Pour son « cher ami » Emmanuel Macron, le Premier ministre indien a sorti le grand jeu. Les deux dirigeants se sont offert une parade dans les rues de Jaipur. Des pétales de fleurs ont été jetés sur leur cortège alors que la foule scandait des « Modi, Modi », agitant des drapeaux indiens et quelques drapeaux tricolores français. Ce vendredi matin, c’est en calèche, tel un monarque, qu’Emmanuel Macron a rejoint le traditionnel défilé militaire, aux côtés de la présidente indienne Droupadi Murmu.
Ce faste a probablement pour objet de compenser par la forme une visite qui risque de manquer de substance. Emmanuel Macron a accepté d’être le second choix en remplaçant Joe Biden qui devait être cette année l’invité d’honneur de l’Inde. Le président américain avait finalement décliné en décembre 2023, sur fond de malaise entre les deux pays : les Etats-Unis venaient en effet de révéler une tentative d’assassinat attribuée aux services secrets indiens d’un séparatiste sikh sur leur sol. La visite du chef de l’Etat français a donc dû être organisée en un temps record de quarante jours.

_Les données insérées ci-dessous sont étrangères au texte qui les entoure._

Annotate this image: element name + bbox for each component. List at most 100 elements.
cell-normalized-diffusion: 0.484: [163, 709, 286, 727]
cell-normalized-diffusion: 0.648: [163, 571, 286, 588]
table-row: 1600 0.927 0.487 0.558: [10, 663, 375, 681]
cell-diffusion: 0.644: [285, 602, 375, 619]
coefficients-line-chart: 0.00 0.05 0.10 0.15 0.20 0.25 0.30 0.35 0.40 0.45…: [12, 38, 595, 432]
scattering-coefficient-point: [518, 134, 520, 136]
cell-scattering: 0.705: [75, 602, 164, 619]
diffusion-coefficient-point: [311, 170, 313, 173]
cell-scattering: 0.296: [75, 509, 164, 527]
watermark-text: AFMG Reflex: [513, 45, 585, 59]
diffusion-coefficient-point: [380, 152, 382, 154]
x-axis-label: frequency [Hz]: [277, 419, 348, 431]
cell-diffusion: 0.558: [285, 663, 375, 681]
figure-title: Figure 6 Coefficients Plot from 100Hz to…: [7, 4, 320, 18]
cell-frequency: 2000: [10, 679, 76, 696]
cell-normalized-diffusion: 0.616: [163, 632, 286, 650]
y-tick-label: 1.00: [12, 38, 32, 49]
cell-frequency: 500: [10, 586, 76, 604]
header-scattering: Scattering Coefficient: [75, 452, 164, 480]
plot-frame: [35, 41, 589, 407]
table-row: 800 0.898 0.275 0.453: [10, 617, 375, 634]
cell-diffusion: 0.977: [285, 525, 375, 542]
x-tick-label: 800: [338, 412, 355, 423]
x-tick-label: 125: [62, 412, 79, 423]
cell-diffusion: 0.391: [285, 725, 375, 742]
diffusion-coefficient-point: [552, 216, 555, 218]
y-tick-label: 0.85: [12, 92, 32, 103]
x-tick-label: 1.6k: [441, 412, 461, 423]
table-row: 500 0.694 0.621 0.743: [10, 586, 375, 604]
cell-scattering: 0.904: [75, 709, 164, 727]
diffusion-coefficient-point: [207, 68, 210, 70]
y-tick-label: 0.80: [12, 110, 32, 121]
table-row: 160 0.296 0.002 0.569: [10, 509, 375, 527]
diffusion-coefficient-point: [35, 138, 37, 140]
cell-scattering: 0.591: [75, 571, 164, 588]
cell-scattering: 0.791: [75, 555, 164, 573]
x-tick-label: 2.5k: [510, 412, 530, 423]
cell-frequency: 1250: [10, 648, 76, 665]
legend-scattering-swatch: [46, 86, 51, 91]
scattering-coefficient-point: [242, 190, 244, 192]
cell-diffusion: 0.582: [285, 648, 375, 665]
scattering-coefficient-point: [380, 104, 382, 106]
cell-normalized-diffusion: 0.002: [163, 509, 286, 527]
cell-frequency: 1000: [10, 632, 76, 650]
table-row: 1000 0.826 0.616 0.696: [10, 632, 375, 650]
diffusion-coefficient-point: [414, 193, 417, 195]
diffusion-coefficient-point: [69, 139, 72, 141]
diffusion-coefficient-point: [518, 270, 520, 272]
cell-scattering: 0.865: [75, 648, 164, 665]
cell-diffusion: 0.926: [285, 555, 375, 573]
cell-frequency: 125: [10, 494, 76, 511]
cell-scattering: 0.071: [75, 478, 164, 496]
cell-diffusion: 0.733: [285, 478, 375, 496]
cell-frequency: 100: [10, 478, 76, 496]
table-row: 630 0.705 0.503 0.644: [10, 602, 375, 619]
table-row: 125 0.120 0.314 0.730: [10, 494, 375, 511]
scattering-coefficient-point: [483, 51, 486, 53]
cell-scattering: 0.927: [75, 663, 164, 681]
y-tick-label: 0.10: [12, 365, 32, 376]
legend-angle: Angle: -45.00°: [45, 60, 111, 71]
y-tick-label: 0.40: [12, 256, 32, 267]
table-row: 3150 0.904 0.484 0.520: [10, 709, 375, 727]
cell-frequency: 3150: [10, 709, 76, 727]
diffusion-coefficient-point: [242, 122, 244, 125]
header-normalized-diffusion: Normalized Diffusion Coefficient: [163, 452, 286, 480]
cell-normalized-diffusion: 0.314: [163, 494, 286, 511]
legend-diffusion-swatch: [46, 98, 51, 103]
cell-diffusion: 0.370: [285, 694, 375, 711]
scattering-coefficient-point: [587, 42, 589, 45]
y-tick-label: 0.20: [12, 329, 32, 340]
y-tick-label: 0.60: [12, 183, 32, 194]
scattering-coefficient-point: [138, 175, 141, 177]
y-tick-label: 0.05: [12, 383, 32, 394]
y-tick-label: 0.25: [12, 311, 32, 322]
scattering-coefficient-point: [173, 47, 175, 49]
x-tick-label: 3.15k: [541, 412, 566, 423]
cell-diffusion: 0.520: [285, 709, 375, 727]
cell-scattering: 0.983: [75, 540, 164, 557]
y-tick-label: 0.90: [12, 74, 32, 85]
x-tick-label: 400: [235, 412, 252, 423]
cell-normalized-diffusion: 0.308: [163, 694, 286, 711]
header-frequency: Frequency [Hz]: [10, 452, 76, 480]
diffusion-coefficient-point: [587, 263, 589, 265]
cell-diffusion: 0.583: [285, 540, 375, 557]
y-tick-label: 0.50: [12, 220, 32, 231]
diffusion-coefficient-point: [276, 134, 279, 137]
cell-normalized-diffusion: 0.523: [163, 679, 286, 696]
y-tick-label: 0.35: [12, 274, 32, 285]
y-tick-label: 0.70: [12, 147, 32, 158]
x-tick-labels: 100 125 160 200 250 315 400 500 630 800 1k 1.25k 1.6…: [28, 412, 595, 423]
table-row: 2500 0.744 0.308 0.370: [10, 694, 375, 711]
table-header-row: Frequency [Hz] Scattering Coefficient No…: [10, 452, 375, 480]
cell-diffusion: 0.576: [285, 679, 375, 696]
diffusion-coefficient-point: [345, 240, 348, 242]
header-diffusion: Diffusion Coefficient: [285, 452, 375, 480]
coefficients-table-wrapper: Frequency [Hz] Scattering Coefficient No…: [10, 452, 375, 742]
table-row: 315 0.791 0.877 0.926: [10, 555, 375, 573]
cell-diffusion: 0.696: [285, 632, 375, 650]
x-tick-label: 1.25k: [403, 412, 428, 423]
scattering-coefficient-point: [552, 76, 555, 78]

L’inquiétude des défenseurs des droits humains
Avec l’Inde, la France se montre pragmatique, notamment parce que Paris lorgne des nouveaux contrats de défense. Le géant sud-asiatique a déjà acheté 36 Rafale français pour son armée de l’Air et a annoncé, en juillet 2023, une commande de 26 nouveaux Rafale pour la Marine, toujours en cours de négociations, et de trois sous-marins. Paris espère également vendre six réacteurs nucléaires : la France négocie depuis plus de dix ans déjà la construction d’une centrale nucléaire à Jaitapur, dans le sud de l’Inde, qui serait la plus grande du monde. Mais le dossier semble toujours bloqué.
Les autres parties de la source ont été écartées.